Project description:Artificial intelligence (AI) has made impressive progress over the past few years, including many applications in medical imaging. Numerous commercial solutions based on AI techniques are now available for sale, forcing radiology practices to learn how to properly assess these tools. While several guidelines describing good practices for conducting and reporting AI-based research in medicine and radiology have been published, fewer efforts have focused on recommendations addressing the key questions to consider when critically assessing AI solutions before purchase.
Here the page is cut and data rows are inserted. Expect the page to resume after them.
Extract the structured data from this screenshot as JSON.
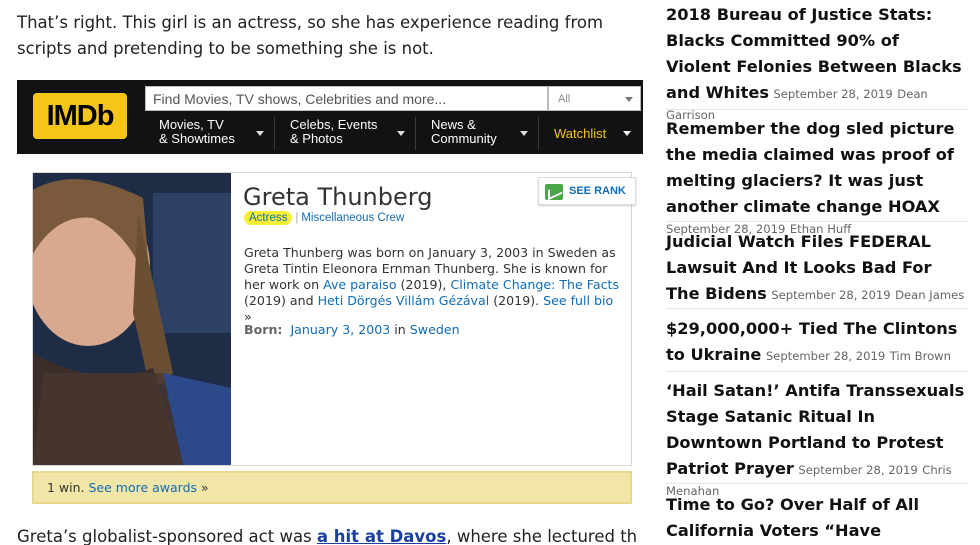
{
  "article": {
    "intro": "That’s right. This girl is an actress, so she has experience reading from scripts and pretending to be something she is not.",
    "outro_before": "Greta’s globalist-sponsored act was ",
    "outro_link": "a hit at Davos",
    "outro_after": ", where she lectured the elite on"
  },
  "imdb": {
    "logo": "IMDb",
    "search_placeholder": "Find Movies, TV shows, Celebrities and more...",
    "search_scope": "All",
    "nav": [
      {
        "line1": "Movies, TV",
        "line2": "& Showtimes"
      },
      {
        "line1": "Celebs, Events",
        "line2": "& Photos"
      },
      {
        "line1": "News &",
        "line2": "Community"
      }
    ],
    "watchlist": "Watchlist",
    "name": "Greta Thunberg",
    "role_actress": "Actress",
    "role_sep": "|",
    "role_other": "Miscellaneous Crew",
    "see_rank": "SEE RANK",
    "bio_1": "Greta Thunberg was born on January 3, 2003 in Sweden as Greta Tintin Eleonora Ernman Thunberg. She is known for her work on ",
    "bio_link1": "Ave paraiso",
    "bio_2": " (2019), ",
    "bio_link2": "Climate Change: The Facts",
    "bio_3": " (2019) and ",
    "bio_link3": "Heti Dörgés Villám Gézával",
    "bio_4": " (2019). ",
    "bio_more": "See full bio",
    "bio_more_arrow": " »",
    "born_label": "Born:",
    "born_date": "January 3, 2003",
    "born_in": " in ",
    "born_place": "Sweden",
    "awards_text": "1 win. ",
    "awards_link": "See more awards",
    "awards_arrow": " »"
  },
  "sidebar": {
    "posts": [
      {
        "title": "2018 Bureau of Justice Stats: Blacks Committed 90% of Violent Felonies Between Blacks and Whites",
        "date": "September 28, 2019",
        "author": "Dean Garrison"
      },
      {
        "title": "Remember the dog sled picture the media claimed was proof of melting glaciers? It was just another climate change HOAX",
        "date": "September 28, 2019",
        "author": "Ethan Huff"
      },
      {
        "title": "Judicial Watch Files FEDERAL Lawsuit And It Looks Bad For The Bidens",
        "date": "September 28, 2019",
        "author": "Dean James"
      },
      {
        "title": "$29,000,000+ Tied The Clintons to Ukraine",
        "date": "September 28, 2019",
        "author": "Tim Brown"
      },
      {
        "title": "‘Hail Satan!’ Antifa Transsexuals Stage Satanic Ritual In Downtown Portland to Protest Patriot Prayer",
        "date": "September 28, 2019",
        "author": "Chris Menahan"
      },
      {
        "title": "Time to Go? Over Half of All California Voters “Have Considered Leaving The",
        "date": "",
        "author": ""
      }
    ]
  },
  "colors": {
    "imdb_yellow": "#f5c518",
    "link_blue": "#136cb2",
    "highlight": "#f5f033"
  }
}
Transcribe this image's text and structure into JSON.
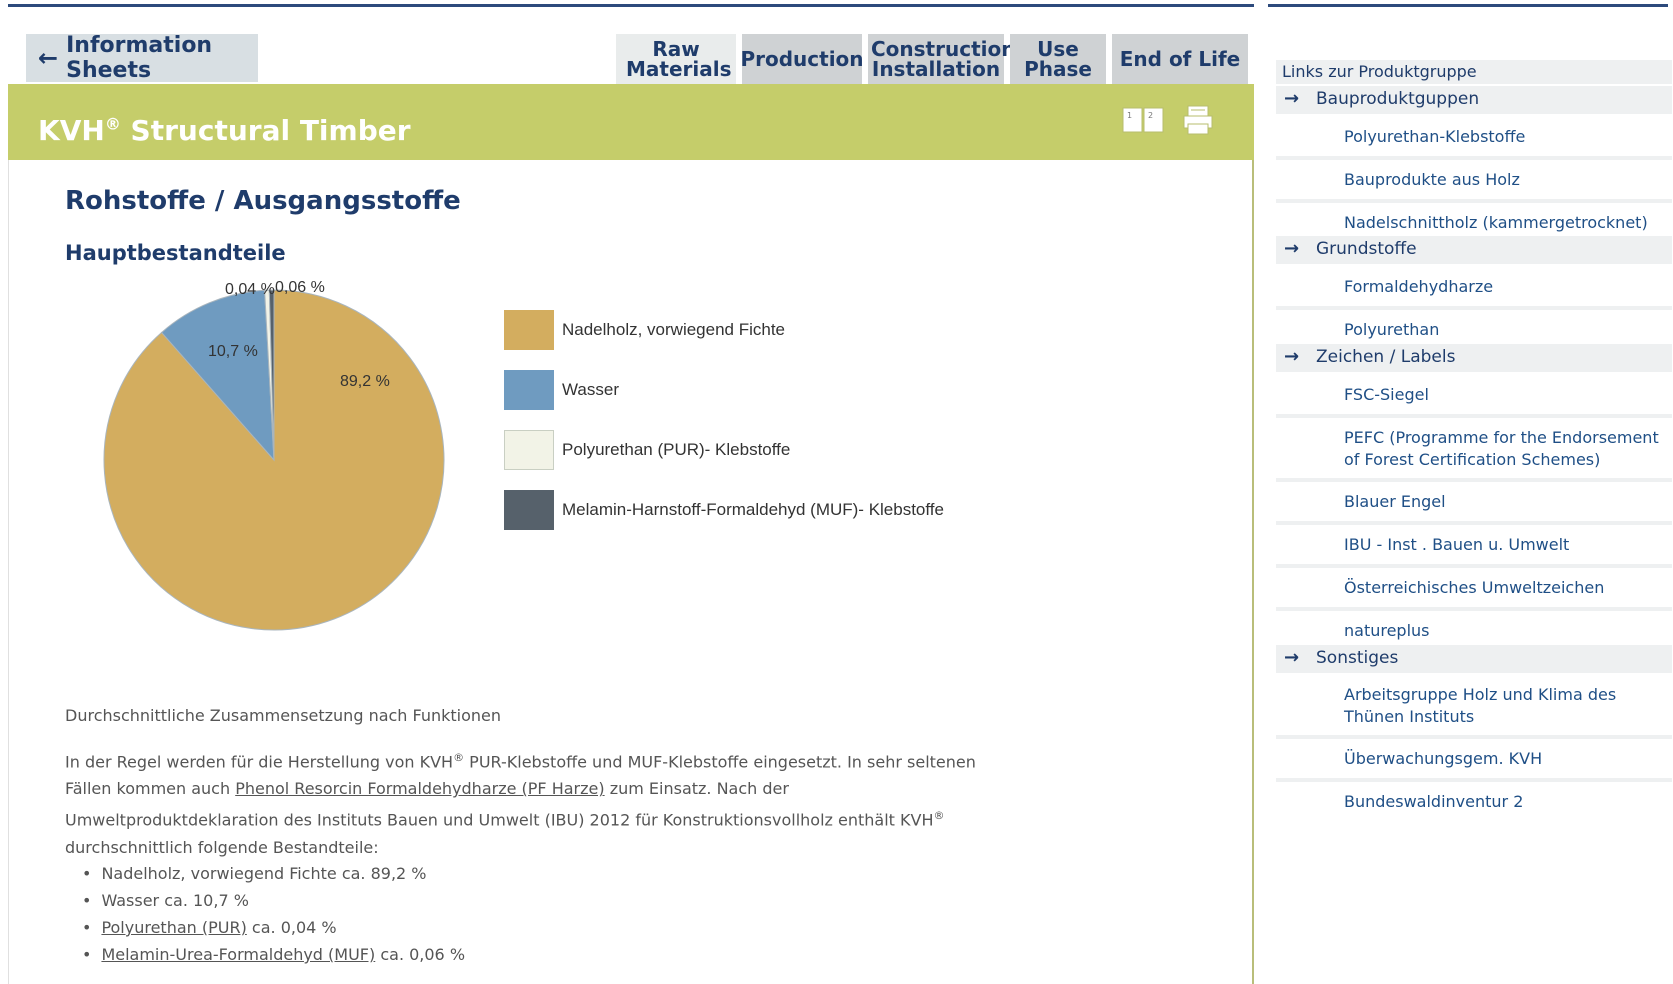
{
  "nav": {
    "back_label": "Information Sheets",
    "tabs": [
      {
        "label": "Raw Materials",
        "active": true
      },
      {
        "label": "Production",
        "active": false
      },
      {
        "label": "Construction Installation",
        "active": false
      },
      {
        "label": "Use Phase",
        "active": false
      },
      {
        "label": "End of Life",
        "active": false
      }
    ]
  },
  "header": {
    "title_main": "KVH",
    "title_reg": "®",
    "title_rest": " Structural Timber",
    "color": "#c5cd6a"
  },
  "content": {
    "heading": "Rohstoffe / Ausgangsstoffe",
    "subheading": "Hauptbestandteile",
    "caption": "Durchschnittliche Zusammensetzung nach Funktionen",
    "para": {
      "p1": "In der Regel werden für die Herstellung von KVH",
      "reg": "®",
      "p2": " PUR-Klebstoffe und MUF-Klebstoffe eingesetzt. In sehr seltenen Fällen kommen auch ",
      "link": "Phenol Resorcin Formaldehydharze (PF Harze)",
      "p3": " zum Einsatz. Nach der Umweltproduktdeklaration des Instituts Bauen und Umwelt (IBU) 2012 für Konstruktionsvollholz enthält KVH",
      "p4": " durchschnittlich folgende Bestandteile:"
    },
    "bullets": [
      {
        "text": "Nadelholz, vorwiegend Fichte ca. 89,2 %",
        "link": "",
        "rest": ""
      },
      {
        "text": "Wasser ca. 10,7 %",
        "link": "",
        "rest": ""
      },
      {
        "text": "",
        "link": "Polyurethan (PUR)",
        "rest": " ca. 0,04 %"
      },
      {
        "text": "",
        "link": "Melamin-Urea-Formaldehyd (MUF)",
        "rest": " ca. 0,06 %"
      }
    ]
  },
  "chart_data": {
    "type": "pie",
    "categories": [
      "Nadelholz, vorwiegend Fichte",
      "Wasser",
      "Polyurethan (PUR)- Klebstoffe",
      "Melamin-Harnstoff-Formaldehyd (MUF)- Klebstoffe"
    ],
    "values": [
      89.2,
      10.7,
      0.04,
      0.06
    ],
    "labels": [
      "89,2 %",
      "10,7 %",
      "0,04 %",
      "0,06 %"
    ],
    "colors": [
      "#d3ad5f",
      "#6f9bc0",
      "#f2f3e7",
      "#56616b"
    ],
    "legend_position": "right"
  },
  "sidebar": {
    "title": "Links zur Produktgruppe",
    "groups": [
      {
        "label": "Bauproduktguppen",
        "items": [
          "Polyurethan-Klebstoffe",
          "Bauprodukte aus Holz",
          "Nadelschnittholz (kammergetrocknet)"
        ]
      },
      {
        "label": "Grundstoffe",
        "items": [
          "Formaldehydharze",
          "Polyurethan"
        ]
      },
      {
        "label": "Zeichen / Labels",
        "items": [
          "FSC-Siegel",
          "PEFC (Programme for the Endorsement of Forest Certification Schemes)",
          "Blauer Engel",
          "IBU - Inst . Bauen u. Umwelt",
          "Österreichisches Umweltzeichen",
          "natureplus"
        ]
      },
      {
        "label": "Sonstiges",
        "items": [
          "Arbeitsgruppe Holz und Klima des Thünen Instituts",
          "Überwachungsgem. KVH",
          "Bundeswaldinventur 2"
        ]
      }
    ]
  }
}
Commercial AI solutions are typically complicated software products, for the evaluation of which many factors are to be considered. In this work, authors from academia and industry have joined efforts to propose a practical framework that will help stakeholders evaluate commercial AI solutions in radiology (the ECLAIR guidelines) and reach an informed decision. Topics to consider in the evaluation include the relevance of the solution from the point of view of each stakeholder, issues regarding performance and validation, usability and integration, regulatory and legal aspects, and financial and support services. KEY POINTS: • Numerous commercial solutions based on artificial intelligence techniques are now available for sale, and radiology practices have to learn how to properly assess these tools. • We propose a framework focusing on practical points to consider when assessing an AI solution in medical imaging, allowing all stakeholders to conduct relevant discussions with manufacturers and reach an informed decision as to whether to purchase an AI commercial solution for imaging applications. • Topics to consider in the evaluation include the relevance of the solution from the point of view of each stakeholder, issues regarding performance and validation, usability and integration, regulatory and legal aspects, and financial and support services.